Box3 is in strijd met het recht op ongestoord genot van eigendom.
- Henryk Starosciak
- 18 feb 2016
- 3 minuten om te lezen
Onlangs is een belangrijke conclusie van de Advocaat Generaal gepubliceerd. Dergelijke conclusies dienen ter voorbereiding op uitspraken van de Hoge Raad inzake fiscale geschillen.
Even een korte schets van de situatie:
Belanghebbende woont in Noorwegen en beschikt onder andere over een woning in Nederland die hij gebruikt als hij in Nederland verblijft. De woning wordt niet verhuurd en er is verder ook geen opbrengst. De belanghebbende vindt dat hij ten onrechte voor de woning wordt betrokken in Box3. In geschil is of de heffing over 4% van de WOZ-waarde van deze woning, ten aanzien van belanghebbende buiten toepassing moet worden gelaten. Hij voert aan dat er sprake is van strijd met artikel 1 van het Eerste Protocol bij het Europees Verdrag tot bescherming van de Rechten van de Mens en de fundamentele vrijheden (hierna: EVRM).
De Advocaat Generaal grijpt zijn beschouwing als voorbereiding op het oordeel van de Hoge Raad aan om box 3 tegen het licht te houden. Hij zet uiteen dat het systeem van het fictieve rendement een uitvloeisel is van de jaren ’90 van de vorige eeuw. Toen is immers bepaald dat over het positieve vermogen jaarlijks een fictief rendement in de belastingheffing betrokken dient te worden. Het percentage van dit rendement is toen, in aansluiting op het gangbare percentage van de pensioenwet bepaalt op 4%. De politieke en economische ontwikkeling in de verstreken jaren toont aan dat geen zekerheid bestaat dat bezien over een langere periode een rendement van 4% haalbaar is.

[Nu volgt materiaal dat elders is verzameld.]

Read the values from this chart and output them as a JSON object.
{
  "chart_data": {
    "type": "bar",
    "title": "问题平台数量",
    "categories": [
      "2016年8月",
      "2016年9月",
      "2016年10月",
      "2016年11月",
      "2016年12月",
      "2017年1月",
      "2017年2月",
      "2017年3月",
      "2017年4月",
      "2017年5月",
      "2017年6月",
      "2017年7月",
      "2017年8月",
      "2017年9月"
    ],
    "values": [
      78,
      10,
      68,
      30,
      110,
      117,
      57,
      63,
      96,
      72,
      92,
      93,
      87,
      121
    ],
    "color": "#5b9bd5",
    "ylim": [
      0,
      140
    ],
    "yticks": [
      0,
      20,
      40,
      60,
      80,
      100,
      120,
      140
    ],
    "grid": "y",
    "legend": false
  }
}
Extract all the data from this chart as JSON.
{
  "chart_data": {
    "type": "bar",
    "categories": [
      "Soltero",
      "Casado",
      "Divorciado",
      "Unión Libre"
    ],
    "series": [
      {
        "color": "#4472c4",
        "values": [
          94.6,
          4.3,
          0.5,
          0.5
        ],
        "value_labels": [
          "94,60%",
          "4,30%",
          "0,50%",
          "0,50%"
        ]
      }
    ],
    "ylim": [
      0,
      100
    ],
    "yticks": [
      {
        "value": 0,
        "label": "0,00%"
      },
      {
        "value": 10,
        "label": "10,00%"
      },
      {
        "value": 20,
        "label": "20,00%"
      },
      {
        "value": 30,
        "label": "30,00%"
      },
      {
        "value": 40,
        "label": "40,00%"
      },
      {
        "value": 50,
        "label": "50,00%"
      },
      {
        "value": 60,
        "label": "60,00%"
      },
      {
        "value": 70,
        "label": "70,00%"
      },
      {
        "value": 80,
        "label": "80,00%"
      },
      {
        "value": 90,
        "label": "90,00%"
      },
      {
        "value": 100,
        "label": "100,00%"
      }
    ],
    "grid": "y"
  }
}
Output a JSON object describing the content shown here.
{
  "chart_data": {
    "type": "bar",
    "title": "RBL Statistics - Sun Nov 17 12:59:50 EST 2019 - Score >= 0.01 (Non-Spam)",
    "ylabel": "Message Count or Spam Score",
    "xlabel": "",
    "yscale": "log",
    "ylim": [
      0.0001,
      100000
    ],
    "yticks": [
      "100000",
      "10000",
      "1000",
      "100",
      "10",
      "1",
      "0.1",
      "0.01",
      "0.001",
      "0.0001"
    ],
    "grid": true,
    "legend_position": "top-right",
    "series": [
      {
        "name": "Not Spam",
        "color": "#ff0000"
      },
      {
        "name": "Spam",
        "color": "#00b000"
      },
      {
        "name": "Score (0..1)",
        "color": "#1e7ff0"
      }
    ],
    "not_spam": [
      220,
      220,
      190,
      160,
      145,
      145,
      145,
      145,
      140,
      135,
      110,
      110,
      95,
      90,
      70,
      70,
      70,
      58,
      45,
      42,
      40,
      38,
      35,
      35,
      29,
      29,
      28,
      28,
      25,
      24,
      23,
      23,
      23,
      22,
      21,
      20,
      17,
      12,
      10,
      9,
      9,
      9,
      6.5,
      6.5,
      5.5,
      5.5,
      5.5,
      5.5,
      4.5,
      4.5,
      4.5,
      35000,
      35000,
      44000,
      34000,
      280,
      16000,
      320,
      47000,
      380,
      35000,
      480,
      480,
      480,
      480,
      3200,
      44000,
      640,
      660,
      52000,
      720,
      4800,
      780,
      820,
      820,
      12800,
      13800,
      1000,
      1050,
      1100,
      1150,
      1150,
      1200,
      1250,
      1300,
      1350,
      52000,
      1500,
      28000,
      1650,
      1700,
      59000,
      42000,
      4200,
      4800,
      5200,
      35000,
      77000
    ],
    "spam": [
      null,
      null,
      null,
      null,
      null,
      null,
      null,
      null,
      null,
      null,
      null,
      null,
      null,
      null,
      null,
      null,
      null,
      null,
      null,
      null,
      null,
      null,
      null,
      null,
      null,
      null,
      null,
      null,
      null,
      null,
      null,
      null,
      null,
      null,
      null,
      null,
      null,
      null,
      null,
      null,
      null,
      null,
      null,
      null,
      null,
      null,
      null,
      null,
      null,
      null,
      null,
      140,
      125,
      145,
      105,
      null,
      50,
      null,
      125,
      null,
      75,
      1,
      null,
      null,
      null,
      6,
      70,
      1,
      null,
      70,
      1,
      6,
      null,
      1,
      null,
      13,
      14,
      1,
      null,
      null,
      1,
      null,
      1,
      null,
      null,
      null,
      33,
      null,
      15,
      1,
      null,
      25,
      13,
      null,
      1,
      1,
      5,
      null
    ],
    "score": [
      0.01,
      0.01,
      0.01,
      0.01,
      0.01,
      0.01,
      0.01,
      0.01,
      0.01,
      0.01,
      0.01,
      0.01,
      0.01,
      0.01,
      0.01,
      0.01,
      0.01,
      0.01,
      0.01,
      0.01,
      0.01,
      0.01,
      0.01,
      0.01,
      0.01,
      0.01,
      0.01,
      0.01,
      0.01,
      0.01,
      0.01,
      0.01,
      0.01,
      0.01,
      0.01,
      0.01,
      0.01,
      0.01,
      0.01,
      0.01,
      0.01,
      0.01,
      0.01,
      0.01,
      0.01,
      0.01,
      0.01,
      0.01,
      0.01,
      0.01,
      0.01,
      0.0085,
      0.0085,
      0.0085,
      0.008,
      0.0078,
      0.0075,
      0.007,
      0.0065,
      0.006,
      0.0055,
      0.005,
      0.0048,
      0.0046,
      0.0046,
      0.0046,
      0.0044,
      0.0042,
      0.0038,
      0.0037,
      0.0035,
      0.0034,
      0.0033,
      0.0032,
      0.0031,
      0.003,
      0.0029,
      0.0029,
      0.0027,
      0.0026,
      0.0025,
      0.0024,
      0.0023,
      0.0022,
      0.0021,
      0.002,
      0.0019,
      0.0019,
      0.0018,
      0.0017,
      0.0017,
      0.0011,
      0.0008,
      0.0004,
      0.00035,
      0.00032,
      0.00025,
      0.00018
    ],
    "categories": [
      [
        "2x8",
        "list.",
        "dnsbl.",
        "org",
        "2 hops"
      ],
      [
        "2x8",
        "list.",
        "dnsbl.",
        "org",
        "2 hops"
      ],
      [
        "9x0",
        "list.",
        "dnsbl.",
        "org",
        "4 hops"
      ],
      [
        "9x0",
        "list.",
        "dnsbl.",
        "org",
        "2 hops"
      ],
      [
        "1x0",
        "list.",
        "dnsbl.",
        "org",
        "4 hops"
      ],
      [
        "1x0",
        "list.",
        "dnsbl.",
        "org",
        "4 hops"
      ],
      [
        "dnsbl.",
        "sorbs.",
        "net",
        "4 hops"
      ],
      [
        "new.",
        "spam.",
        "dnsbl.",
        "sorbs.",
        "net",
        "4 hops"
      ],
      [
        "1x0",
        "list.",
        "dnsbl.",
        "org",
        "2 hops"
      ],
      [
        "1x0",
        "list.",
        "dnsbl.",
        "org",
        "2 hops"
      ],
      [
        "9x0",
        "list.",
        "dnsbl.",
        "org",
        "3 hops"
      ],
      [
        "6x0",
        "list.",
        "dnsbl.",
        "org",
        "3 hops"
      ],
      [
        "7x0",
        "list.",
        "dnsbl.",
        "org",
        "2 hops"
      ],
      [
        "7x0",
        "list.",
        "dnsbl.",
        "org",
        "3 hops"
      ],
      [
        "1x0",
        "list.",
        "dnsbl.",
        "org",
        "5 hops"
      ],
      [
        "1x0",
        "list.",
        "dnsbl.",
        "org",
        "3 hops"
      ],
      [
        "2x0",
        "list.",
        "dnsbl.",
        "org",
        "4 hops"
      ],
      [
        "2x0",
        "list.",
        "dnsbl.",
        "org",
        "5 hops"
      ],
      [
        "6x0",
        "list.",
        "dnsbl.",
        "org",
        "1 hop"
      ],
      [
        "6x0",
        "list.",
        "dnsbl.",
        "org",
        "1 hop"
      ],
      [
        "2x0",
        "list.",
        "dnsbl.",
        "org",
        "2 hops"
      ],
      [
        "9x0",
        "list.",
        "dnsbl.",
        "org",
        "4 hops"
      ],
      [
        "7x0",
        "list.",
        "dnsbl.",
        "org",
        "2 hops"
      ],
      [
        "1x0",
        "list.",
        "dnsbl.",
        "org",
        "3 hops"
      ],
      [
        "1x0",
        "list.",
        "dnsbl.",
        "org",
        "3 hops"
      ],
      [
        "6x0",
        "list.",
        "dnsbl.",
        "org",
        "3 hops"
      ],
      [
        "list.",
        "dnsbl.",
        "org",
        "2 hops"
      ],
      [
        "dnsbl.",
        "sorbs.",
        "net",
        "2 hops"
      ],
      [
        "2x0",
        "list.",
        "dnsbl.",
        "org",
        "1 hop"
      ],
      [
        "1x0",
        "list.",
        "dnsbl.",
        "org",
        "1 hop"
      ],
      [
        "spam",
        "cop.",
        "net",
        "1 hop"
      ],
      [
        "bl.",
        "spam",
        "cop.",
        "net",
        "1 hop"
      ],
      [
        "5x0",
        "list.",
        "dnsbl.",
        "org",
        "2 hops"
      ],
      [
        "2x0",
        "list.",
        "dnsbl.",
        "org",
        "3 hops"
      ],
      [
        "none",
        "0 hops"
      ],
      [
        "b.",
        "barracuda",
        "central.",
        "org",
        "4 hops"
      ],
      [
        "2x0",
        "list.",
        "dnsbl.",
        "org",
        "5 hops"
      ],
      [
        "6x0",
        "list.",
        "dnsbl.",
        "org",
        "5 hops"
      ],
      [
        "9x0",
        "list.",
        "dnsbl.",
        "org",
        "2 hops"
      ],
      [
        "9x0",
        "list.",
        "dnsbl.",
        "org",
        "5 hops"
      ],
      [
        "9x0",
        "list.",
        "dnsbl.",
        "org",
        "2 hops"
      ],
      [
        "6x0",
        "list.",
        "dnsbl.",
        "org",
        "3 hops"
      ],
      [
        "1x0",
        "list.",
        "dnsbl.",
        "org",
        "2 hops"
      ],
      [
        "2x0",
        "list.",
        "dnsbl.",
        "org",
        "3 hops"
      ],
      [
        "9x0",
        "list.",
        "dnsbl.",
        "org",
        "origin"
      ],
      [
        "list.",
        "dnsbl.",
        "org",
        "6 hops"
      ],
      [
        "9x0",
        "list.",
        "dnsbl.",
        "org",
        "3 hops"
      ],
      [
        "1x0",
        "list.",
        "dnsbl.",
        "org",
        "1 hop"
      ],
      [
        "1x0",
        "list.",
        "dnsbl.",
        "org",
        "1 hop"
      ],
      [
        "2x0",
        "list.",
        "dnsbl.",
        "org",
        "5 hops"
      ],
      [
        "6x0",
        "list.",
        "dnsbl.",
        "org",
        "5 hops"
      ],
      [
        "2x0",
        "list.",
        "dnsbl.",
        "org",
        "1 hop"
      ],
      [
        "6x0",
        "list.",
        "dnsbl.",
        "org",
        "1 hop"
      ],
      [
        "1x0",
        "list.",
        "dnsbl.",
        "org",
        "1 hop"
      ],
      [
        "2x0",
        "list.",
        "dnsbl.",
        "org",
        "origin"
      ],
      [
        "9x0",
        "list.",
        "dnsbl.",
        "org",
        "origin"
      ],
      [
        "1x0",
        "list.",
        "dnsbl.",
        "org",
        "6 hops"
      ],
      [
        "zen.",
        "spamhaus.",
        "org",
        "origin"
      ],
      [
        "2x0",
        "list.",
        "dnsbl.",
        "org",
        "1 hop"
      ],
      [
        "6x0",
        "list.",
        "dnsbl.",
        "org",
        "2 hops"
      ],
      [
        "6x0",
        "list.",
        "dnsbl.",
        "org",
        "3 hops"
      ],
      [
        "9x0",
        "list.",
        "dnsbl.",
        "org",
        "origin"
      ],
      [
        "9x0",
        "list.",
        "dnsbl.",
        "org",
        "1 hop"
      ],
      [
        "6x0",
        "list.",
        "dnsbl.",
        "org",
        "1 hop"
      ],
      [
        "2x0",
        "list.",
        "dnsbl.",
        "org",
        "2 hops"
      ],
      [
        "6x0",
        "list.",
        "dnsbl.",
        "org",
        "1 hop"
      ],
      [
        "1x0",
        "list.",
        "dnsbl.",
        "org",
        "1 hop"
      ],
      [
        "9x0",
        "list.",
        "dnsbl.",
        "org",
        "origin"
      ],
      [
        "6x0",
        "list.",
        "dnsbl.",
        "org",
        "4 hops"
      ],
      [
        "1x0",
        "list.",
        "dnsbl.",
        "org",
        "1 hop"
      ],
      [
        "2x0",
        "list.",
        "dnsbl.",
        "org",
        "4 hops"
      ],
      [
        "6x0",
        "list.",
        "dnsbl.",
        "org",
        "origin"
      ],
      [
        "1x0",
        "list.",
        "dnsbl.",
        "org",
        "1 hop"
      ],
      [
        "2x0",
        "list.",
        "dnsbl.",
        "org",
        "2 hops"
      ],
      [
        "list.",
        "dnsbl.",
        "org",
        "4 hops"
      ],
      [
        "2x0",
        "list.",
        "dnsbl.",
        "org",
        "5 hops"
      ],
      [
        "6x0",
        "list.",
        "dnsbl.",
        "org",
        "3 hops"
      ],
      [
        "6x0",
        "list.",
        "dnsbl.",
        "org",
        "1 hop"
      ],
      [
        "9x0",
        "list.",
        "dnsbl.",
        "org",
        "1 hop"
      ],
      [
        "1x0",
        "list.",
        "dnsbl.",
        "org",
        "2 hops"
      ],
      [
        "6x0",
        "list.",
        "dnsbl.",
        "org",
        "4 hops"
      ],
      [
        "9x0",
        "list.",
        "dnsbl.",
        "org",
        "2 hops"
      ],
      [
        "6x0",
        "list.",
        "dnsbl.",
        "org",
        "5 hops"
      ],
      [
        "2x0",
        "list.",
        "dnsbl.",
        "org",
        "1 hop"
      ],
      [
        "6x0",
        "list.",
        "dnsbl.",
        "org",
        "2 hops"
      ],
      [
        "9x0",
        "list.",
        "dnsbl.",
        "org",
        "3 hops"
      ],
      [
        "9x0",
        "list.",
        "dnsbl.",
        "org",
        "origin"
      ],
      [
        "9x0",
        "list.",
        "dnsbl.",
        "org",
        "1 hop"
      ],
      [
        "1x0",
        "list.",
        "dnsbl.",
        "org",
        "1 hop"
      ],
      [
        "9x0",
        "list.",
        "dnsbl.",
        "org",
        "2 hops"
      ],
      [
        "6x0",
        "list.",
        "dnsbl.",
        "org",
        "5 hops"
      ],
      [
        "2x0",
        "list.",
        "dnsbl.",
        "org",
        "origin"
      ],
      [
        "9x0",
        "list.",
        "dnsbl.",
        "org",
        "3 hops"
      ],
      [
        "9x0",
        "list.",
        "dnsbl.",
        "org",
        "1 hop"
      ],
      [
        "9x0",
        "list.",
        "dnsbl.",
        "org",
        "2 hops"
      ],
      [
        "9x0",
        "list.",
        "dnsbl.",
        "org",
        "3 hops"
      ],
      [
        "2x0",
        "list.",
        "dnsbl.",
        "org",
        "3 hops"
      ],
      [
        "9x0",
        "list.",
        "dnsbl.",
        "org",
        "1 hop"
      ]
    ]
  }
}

De A-G is van mening dat als de heffing wordt gezien als een belasting op het netto vermogen, deze een beslag gaat leggen op het vermogen (en niet op de inkomsten daaruit) indien de effectieve belastingdruk ten aanzien van de werkelijke inkomsten uit het vermogen meer dan 100% bedraagt. Dan wordt een belastingplichtige gedwongen in te teren op het vermogen. Dit acht de A-G in strijd met artikel 1 van artikel 1 van het EVRM. Hij vindt vervolgens dat het niet op de eerste plaats aan de rechter is om rechtsherstel te bieden, maar dat de wetgever actie dient te ondernemen. Pas als dat niet gebeurd zal de rechter een oordeel moeten vellen. Ik verwacht dan ook dat de Hoge Raad haar oordeel over dit betoog uit zal stellen in afwachting van wettelijke maatregelen.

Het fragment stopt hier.